Trump vowed to keep other companies from leaving the country.
"One of the things we're doing to keep them is we're going to be lowering our business tax from 35 percent, hopefully down to 15 percent, which would take us from the highest tax nation virtually in the world. This is terrible for business."
Later, he will hold a campaign-style rally in Ohio.
U.S. media reports say Trump has picked retired Marine General James Mattis as his defense secretary, but that Mattis will need a change in a federal law to be able to take the job. Trump is expected to officially make the nomination next week.
If Mattis ought to be approved by the U.S. Senate, Congress would have to waive a law requiring defense secretaries to be retired from active military service for at least seven years.

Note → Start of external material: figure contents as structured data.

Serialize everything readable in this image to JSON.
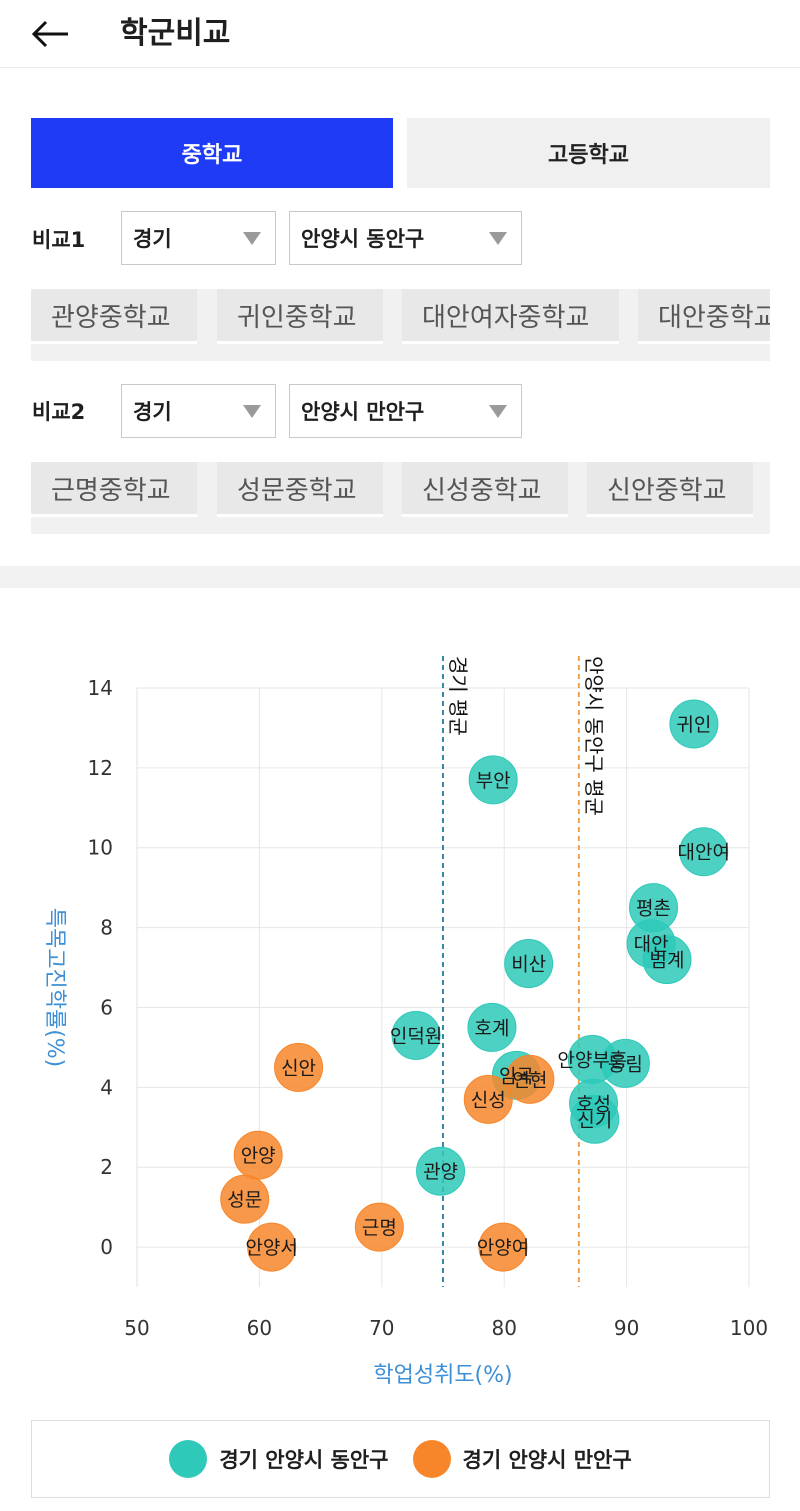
{
  "header": {
    "title": "학군비교",
    "back_icon": "arrow-left-icon"
  },
  "tabs": [
    {
      "label": "중학교",
      "active": true
    },
    {
      "label": "고등학교",
      "active": false
    }
  ],
  "compare1": {
    "label": "비교1",
    "province": "경기",
    "district": "안양시 동안구",
    "schools": [
      "관양중학교",
      "귀인중학교",
      "대안여자중학교",
      "대안중학교"
    ]
  },
  "compare2": {
    "label": "비교2",
    "province": "경기",
    "district": "안양시 만안구",
    "schools": [
      "근명중학교",
      "성문중학교",
      "신성중학교",
      "신안중학교"
    ]
  },
  "colors": {
    "accent": "#1f3bf5",
    "series1": "#2ec9b9",
    "series2": "#f7862a",
    "axis_label": "#3d8fd6"
  },
  "chart_data": {
    "type": "scatter",
    "xlabel": "학업성취도(%)",
    "ylabel": "특목고진학률(%)",
    "xlim": [
      50,
      100
    ],
    "ylim": [
      -1,
      14
    ],
    "x_ticks": [
      50,
      60,
      70,
      80,
      90,
      100
    ],
    "y_ticks": [
      0,
      2,
      4,
      6,
      8,
      10,
      12,
      14
    ],
    "grid": true,
    "legend_position": "bottom",
    "reference_lines": [
      {
        "label": "경기 평균",
        "x": 75.0,
        "color": "#3a86a6"
      },
      {
        "label": "안양시 동안구 평균",
        "x": 86.1,
        "color": "#f2a04a"
      }
    ],
    "series": [
      {
        "name": "경기 안양시 동안구",
        "color": "#2ec9b9",
        "points": [
          {
            "label": "귀인",
            "x": 95.5,
            "y": 13.1
          },
          {
            "label": "부안",
            "x": 79.1,
            "y": 11.7
          },
          {
            "label": "대안여",
            "x": 96.3,
            "y": 9.9
          },
          {
            "label": "평촌",
            "x": 92.2,
            "y": 8.5
          },
          {
            "label": "대안",
            "x": 92.0,
            "y": 7.6
          },
          {
            "label": "범계",
            "x": 93.3,
            "y": 7.2
          },
          {
            "label": "비산",
            "x": 82.0,
            "y": 7.1
          },
          {
            "label": "호계",
            "x": 79.0,
            "y": 5.5
          },
          {
            "label": "인덕원",
            "x": 72.8,
            "y": 5.3
          },
          {
            "label": "안양부흥",
            "x": 87.2,
            "y": 4.7
          },
          {
            "label": "동림",
            "x": 89.9,
            "y": 4.6
          },
          {
            "label": "임곡",
            "x": 81.0,
            "y": 4.3
          },
          {
            "label": "호성",
            "x": 87.3,
            "y": 3.6
          },
          {
            "label": "신기",
            "x": 87.4,
            "y": 3.2
          },
          {
            "label": "관양",
            "x": 74.8,
            "y": 1.9
          }
        ]
      },
      {
        "name": "경기 안양시 만안구",
        "color": "#f7862a",
        "points": [
          {
            "label": "신안",
            "x": 63.2,
            "y": 4.5
          },
          {
            "label": "연현",
            "x": 82.1,
            "y": 4.2
          },
          {
            "label": "신성",
            "x": 78.7,
            "y": 3.7
          },
          {
            "label": "안양",
            "x": 59.9,
            "y": 2.3
          },
          {
            "label": "성문",
            "x": 58.8,
            "y": 1.2
          },
          {
            "label": "근명",
            "x": 69.8,
            "y": 0.5
          },
          {
            "label": "안양서",
            "x": 61.0,
            "y": 0.0
          },
          {
            "label": "안양여",
            "x": 79.9,
            "y": 0.0
          }
        ]
      }
    ]
  }
}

Mattis retired in 2013.
Russian President Vladimir Putin said Thursday that his government is "ready to cooperate" with the administration of U.S. President-elect Donald Trump.
In his annual "state of the nation" address to the Russian parliament and the Federal Council, Mr. Putin said cooperation between Russia and the United States is "in the interest of the whole world."
The U.S. Senate gave final approval to an extension of the American sanctions law against Iran. Lawmakers from both parties said the law is critical to enforcing the international nuclear accord with Tehran.
Thursday's tally in the Senate was 99-0. The bill passed in the House 419-1.
Iranian officials blasted the bill, arguing it violates the nuclear pact.
A congressional committee Wednesday approved a measure that would pour $160 million into a two-year effort to counter foreign online propaganda.
The money is contained in the National Defense Authorization Act. It would expand the ability of the State Department's Global Engagement Center to identify and combat online disinformation. The bill still must be approved by the House and Senate and signed by the president.
In Washington, I'm David DeForest.
That's the latest world news from VOA.